Shell logs $7.4 billion loss as oil price slump and write-downs sink profits

Shell logs $7.4 billion loss as oil price slump and write-downs sink profits

Royal Dutch Shell has reported weak third quarter earnings, hurt by a triple whammy of low oil prices and losses related to suspended projects in the Arctic and Canadian oil sands.

The oil giant took a staggering $7.9 billion in write-offs, including $2.6 billion for the dry hole drilled in Alaska’s Arctic waters, $2 billion related to the suspension of the Carmon Creek oil sands project and $3.7 billion due to lower oil and gas price forecasts, including $2.3 billion related to shale oil properties in the United States.

But Royal Dutch Shell CEO Ben Van Beurden said in a third quarter earnings call that his company has not changed plans to make a final investment decision in 2016 on its LNG Canada project in Kitimat.

Shell reported a third quarter loss of $7.4 billion. It is taking massive impairments on the Carmon Creek oil sands project in Alberta and an offshore oil exploration project in Alaska, both of which Shell has shelved.

“The project just does not generate suitable returns,” Van Beurden said of the Alberta project.

While low oil prices make it more challenging for the company to continue to pour billions into new projects, Van Beurden said the company does not use current oil and gas prices as a management tool but bases its decision on long-term fundamentals, and for LNG, it is still a profitable business.

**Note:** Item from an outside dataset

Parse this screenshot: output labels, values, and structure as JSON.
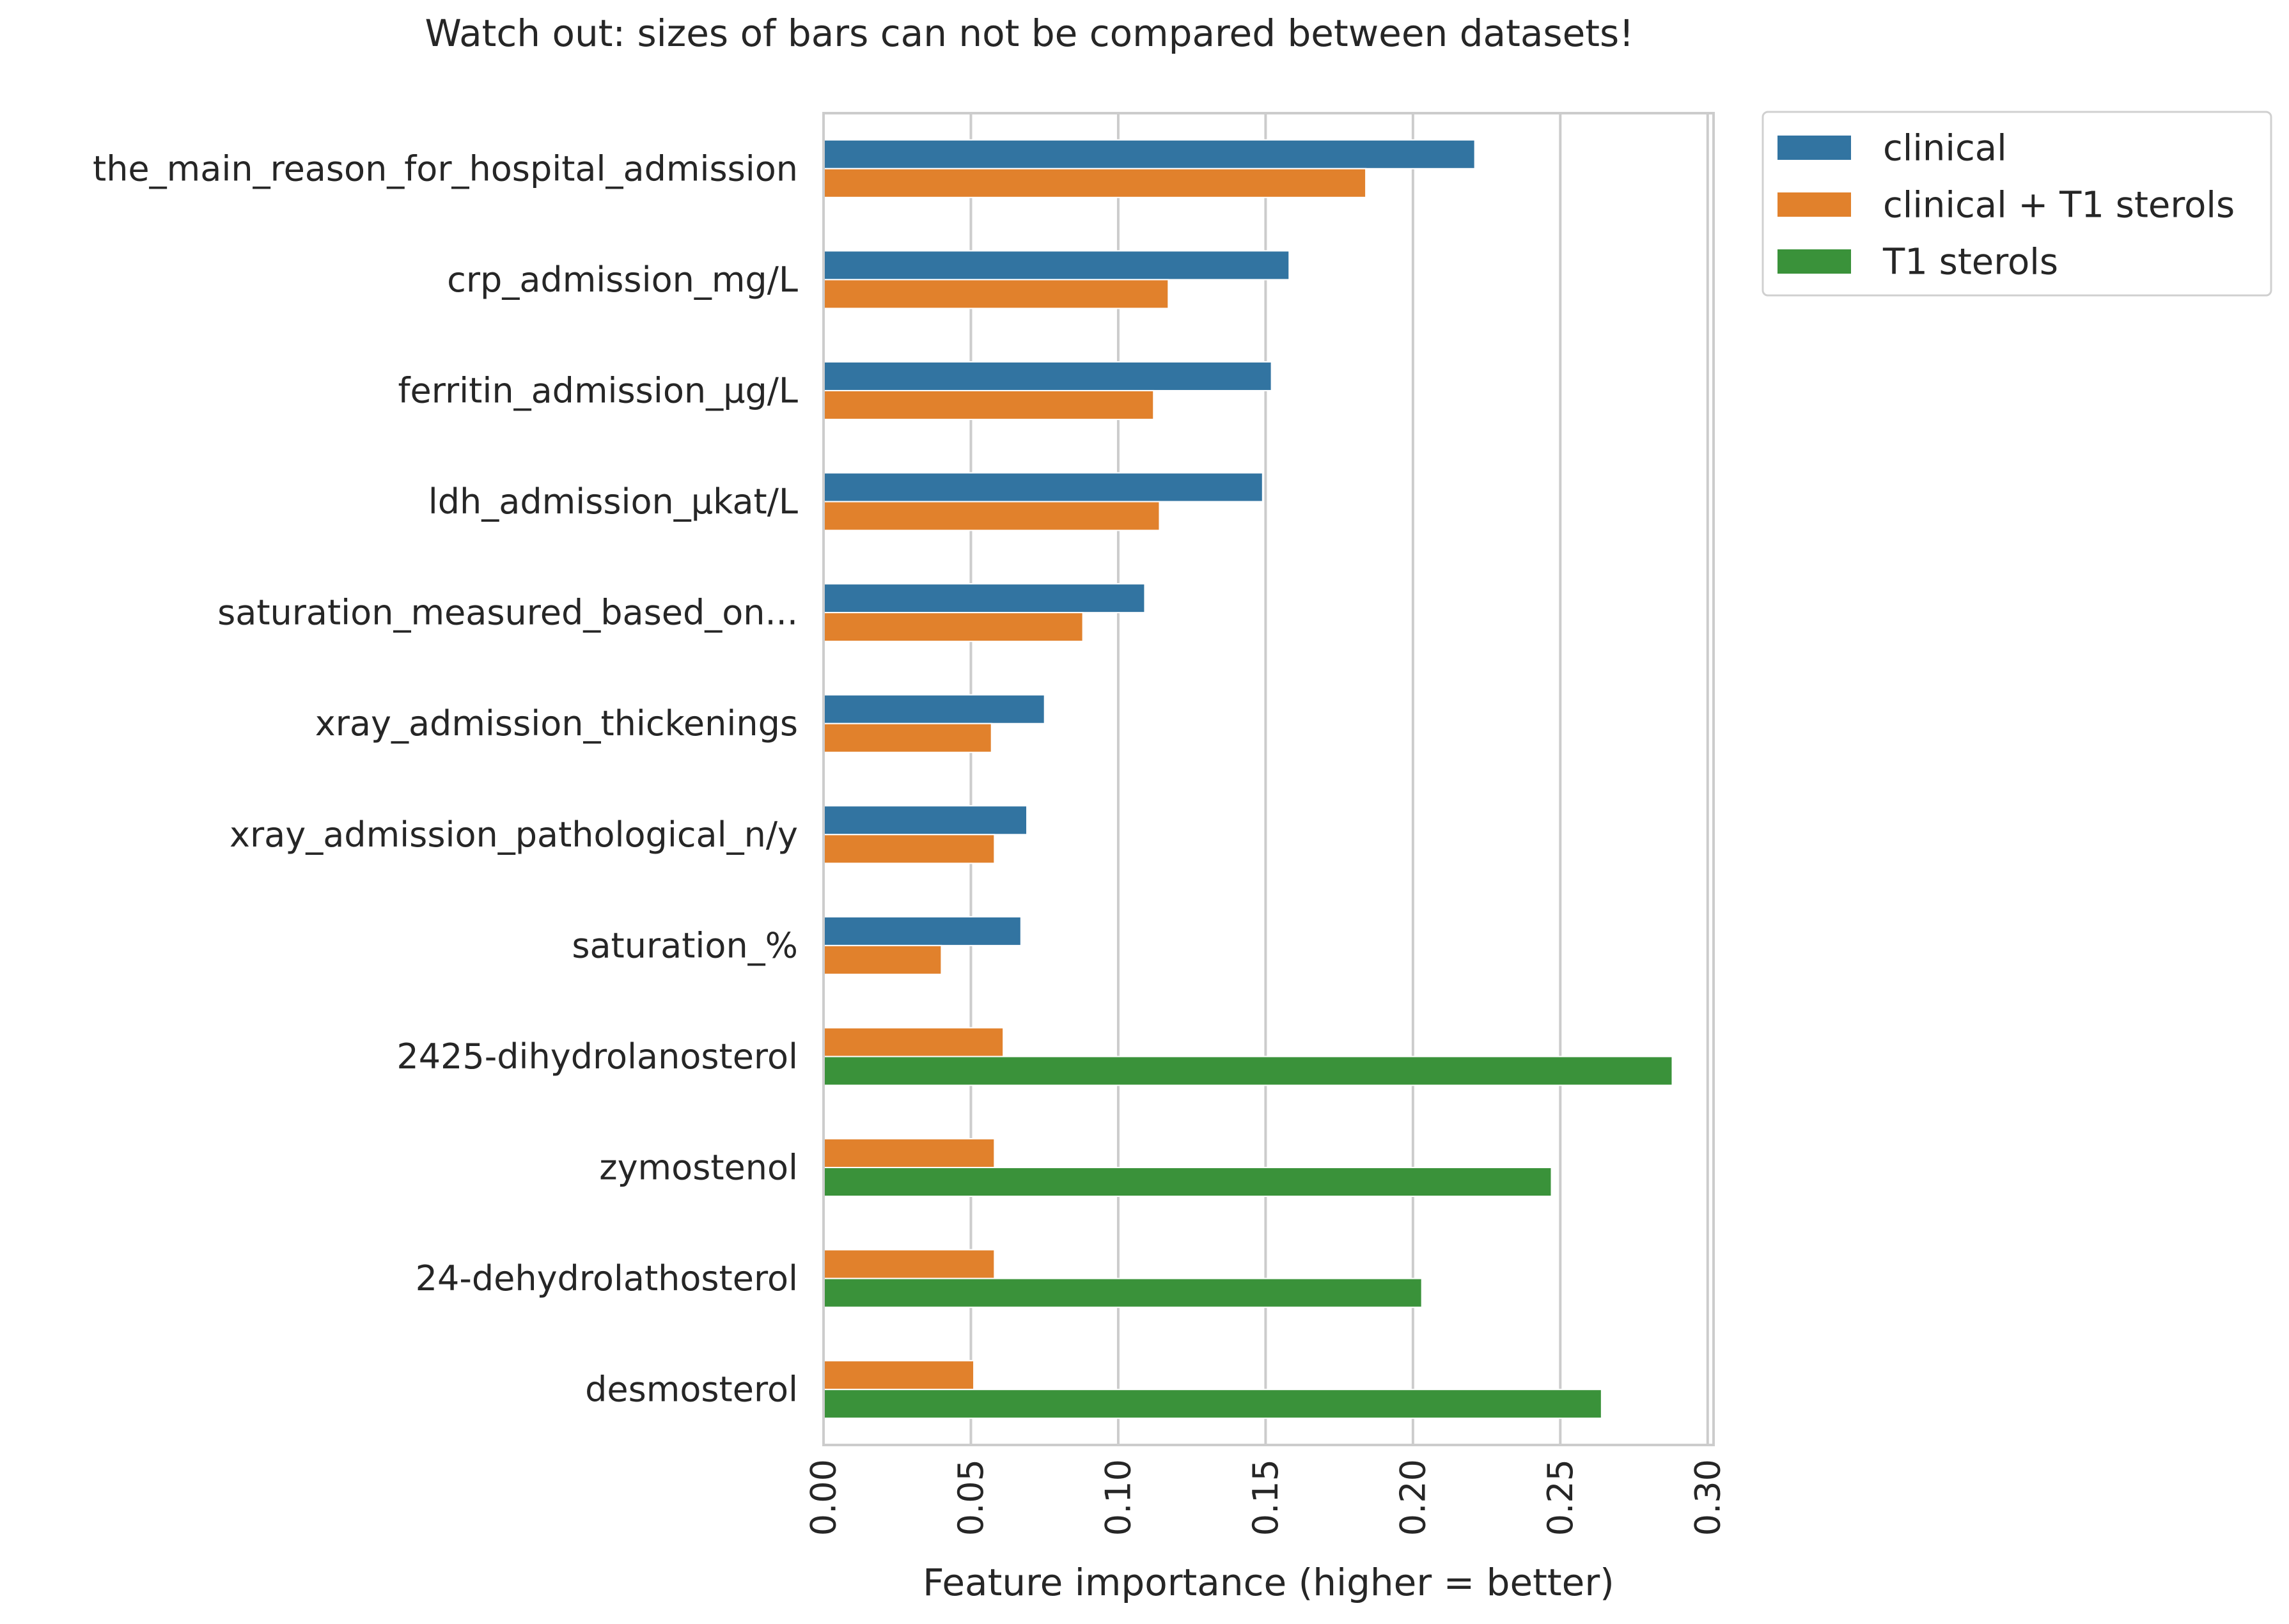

“You have to look at the returns of this business over the entire cycle, and I think over the entire cycle we are still expecting this to be a strong double digit return business,” he said.

Shell has planed to take final investments on a couple of large projects in 2016, including the LNG Canada project.

“We are in the middle of the FEED (front end engineering and design) for LNG Canada,” Van Beurden said.

“Of course if you look at gas prices in North America, you can imagine a downward adjustment is actually going to improve the economics of a project that fundamentally takes a margin between U.S. gas prices and North Asian gas prices, but at the same time that’s not the only driver.”

Fundamentally, he said the project will need to be “ahead of the pack” in terms of costs and return on investment.

“It needs to deliver the most competitive LNG into the target market,” he said.

Shell’s LNG Canada plant and associated pipeline have already received all the necessary regulatory approvals. In May, Shell announced a FEED contract had been awarded to CFSW LNG Constructors for the planned LNG plant in Kitimat.